Viaje a la India. Impresiones de un turista convencional. (2)

    La India ha supuesto para mí el encuentro con un arte nuevo, fascinante. En realidad cualquier expresión artística tradicional y diferente a las de acá, suele fascinarme. Mucho más cuando ocurre en unos parajes naturales bien conservados, con los que se mezcla en armonía. En Tikal (Guatemala), contemplando desde lo alto de una pirámide maya el dosel de la selva tropical, y por encima de él las partes altas de otras pirámides, tuve la impresión de que éstas formaban parte de aquella, que eran impensable fuera de aquel entorno. Caminando por esa misma selva, se encuentran aquí y allá numerosos restos arqueológicos, a veces ya devueltos a su supuesto antiguo esplendor, o todavía informe, asimilado por la propia selva. Quizá porque me encanta la naturaleza, es este arte inmerso en ella, el que más me impresiona. En este sentido no podría decir tal cosa de los monumentos indios que he visto, la mayoría en ciudades o en espacios abiertos, ajardinados y llenos de turistas, y sin embargo, me ha atraído enormemente. Esas formas nuevas de los templos hindúes, con magníficos relieves, o ese arte islámico, mogol, con profusión de cúpulas y columnas, atrapa tu mirada, te subyuga sin que puedas precisar por qué. ¿Qué hay de mágico en esa superposición de arcos de herradura y columnas de la mezquita de Cordoba, en la que de ser creyente, me sentiría más cerca de la divinidad? Yo no puedo expresarlo, sólo sentirlo. Tal vez los artistas que gestaron los palacios y templos visitados supieran lo que hacían y por qué lo hacían. A mí sólo me ha sido dado disfrutarlo. 

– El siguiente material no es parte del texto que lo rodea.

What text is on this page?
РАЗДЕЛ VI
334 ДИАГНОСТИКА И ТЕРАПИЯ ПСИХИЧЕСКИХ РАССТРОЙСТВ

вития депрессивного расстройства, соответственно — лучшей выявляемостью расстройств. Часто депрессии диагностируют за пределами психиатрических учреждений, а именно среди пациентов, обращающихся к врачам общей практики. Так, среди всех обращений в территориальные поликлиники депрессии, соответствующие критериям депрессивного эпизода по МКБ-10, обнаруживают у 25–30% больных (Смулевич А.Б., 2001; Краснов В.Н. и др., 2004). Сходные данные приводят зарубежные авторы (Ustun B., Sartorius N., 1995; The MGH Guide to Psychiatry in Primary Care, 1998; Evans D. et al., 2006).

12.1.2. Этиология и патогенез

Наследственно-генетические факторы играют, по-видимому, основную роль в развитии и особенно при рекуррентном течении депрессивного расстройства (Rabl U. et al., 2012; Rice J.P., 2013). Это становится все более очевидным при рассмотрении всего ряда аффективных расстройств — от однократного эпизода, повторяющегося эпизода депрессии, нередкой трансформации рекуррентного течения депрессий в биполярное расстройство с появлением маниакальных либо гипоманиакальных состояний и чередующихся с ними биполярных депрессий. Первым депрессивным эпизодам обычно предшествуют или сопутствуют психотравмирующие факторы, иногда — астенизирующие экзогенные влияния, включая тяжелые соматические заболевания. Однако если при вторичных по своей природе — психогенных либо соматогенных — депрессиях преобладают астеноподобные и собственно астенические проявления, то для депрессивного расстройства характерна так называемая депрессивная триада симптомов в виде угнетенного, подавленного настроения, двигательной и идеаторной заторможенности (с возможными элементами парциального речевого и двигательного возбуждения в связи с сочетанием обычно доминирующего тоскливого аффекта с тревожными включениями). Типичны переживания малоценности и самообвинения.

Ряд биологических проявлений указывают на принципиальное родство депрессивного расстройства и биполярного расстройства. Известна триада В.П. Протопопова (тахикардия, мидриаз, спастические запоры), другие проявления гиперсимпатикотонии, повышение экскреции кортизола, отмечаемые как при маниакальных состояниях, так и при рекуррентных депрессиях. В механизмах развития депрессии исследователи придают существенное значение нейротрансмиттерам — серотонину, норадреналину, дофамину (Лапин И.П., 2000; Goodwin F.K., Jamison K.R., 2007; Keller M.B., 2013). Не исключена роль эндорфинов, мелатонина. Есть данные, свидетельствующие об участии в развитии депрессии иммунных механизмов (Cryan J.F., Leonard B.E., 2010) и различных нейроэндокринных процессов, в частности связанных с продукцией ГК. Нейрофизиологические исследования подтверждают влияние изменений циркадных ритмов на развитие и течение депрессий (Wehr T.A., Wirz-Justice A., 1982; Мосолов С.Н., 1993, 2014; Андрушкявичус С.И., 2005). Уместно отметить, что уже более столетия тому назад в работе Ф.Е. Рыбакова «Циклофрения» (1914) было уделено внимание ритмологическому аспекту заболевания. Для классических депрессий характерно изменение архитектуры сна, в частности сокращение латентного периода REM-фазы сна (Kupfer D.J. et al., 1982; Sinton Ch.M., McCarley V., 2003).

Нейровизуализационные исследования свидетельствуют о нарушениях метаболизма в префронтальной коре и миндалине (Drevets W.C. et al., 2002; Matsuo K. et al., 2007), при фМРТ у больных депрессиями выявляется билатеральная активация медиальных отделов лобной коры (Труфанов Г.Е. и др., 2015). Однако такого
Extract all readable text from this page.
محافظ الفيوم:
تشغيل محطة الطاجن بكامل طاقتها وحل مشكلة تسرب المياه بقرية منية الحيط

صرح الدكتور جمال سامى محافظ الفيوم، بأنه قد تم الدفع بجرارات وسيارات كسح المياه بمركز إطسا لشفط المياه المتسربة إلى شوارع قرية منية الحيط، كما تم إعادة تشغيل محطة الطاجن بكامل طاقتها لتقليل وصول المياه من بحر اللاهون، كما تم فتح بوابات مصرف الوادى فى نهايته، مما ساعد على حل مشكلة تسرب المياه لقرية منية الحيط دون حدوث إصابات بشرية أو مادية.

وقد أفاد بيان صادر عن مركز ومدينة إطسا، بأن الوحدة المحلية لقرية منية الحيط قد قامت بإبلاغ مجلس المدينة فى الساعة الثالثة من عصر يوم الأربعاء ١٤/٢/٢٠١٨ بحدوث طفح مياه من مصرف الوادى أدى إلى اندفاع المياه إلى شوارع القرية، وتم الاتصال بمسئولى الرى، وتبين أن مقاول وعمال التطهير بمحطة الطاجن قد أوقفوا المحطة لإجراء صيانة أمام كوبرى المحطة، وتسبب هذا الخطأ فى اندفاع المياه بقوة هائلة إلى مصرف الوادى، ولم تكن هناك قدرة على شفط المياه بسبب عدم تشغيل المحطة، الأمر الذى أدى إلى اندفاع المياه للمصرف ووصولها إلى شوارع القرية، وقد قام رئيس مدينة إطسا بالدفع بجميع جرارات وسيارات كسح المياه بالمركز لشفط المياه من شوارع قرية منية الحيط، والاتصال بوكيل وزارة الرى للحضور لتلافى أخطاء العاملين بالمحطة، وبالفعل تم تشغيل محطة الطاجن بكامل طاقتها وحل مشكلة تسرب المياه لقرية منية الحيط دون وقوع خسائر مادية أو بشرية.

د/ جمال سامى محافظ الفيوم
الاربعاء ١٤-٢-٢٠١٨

   No obstante, el placer que experimentaba en la contemplación del arte de la India no fue pleno. Hubiera requerido más tiempo del que teníamos en cada visita, más estar en los edificios, para sentirme parte de ellos y disfrutarlos a fondo. Como si yo fuera el creyente que va a orar o a realizar una ofrenda, o el morador del palacio que se recorre sin prisas, sin el afán de mirarlo todo, gozando la superposición de luces y sombras, de formas, o ciertos detalles que se revelan de improviso, al tiempo que una brisa repentina solaza mi paseo. Sé que esto es pedir demasiado, que casi nunca es así, cuando uno es un turista convencional entre muchos otros. Pero si al menos no me hubiera conducido un guía, con sus explicaciones estereotipadas, si yo hubiera podido elegir permanecer un poco más de tiempo en un lugar, a costa de otros, mis impresiones hubieran sido de muy distinta índole. ¿Para que abarcar tanto, cuando ni el intelecto, ni la sensibilidad, nos permiten asimilarlo? ¿Qué podía sentir en Jaipur, por ejemplo, al final de la jornada, tras recorrer varios monumentos, visitando un último palacio? Cansancio, por supuesto; la sensación de que aquel palacio era muy bello, tanto como los otros, con notables similitudes a los demás, pero igualmente con sus propias peculiaridades; y la certeza de que ya no podía valorarlo en su justa medida. Entonces me digo que, si merecía la pena ser visitado, tal vez es que Jaipur reclamaba para sí más de un día. No digo ya si realmente uno quiere conocer un poco más a fondo tal ciudad. 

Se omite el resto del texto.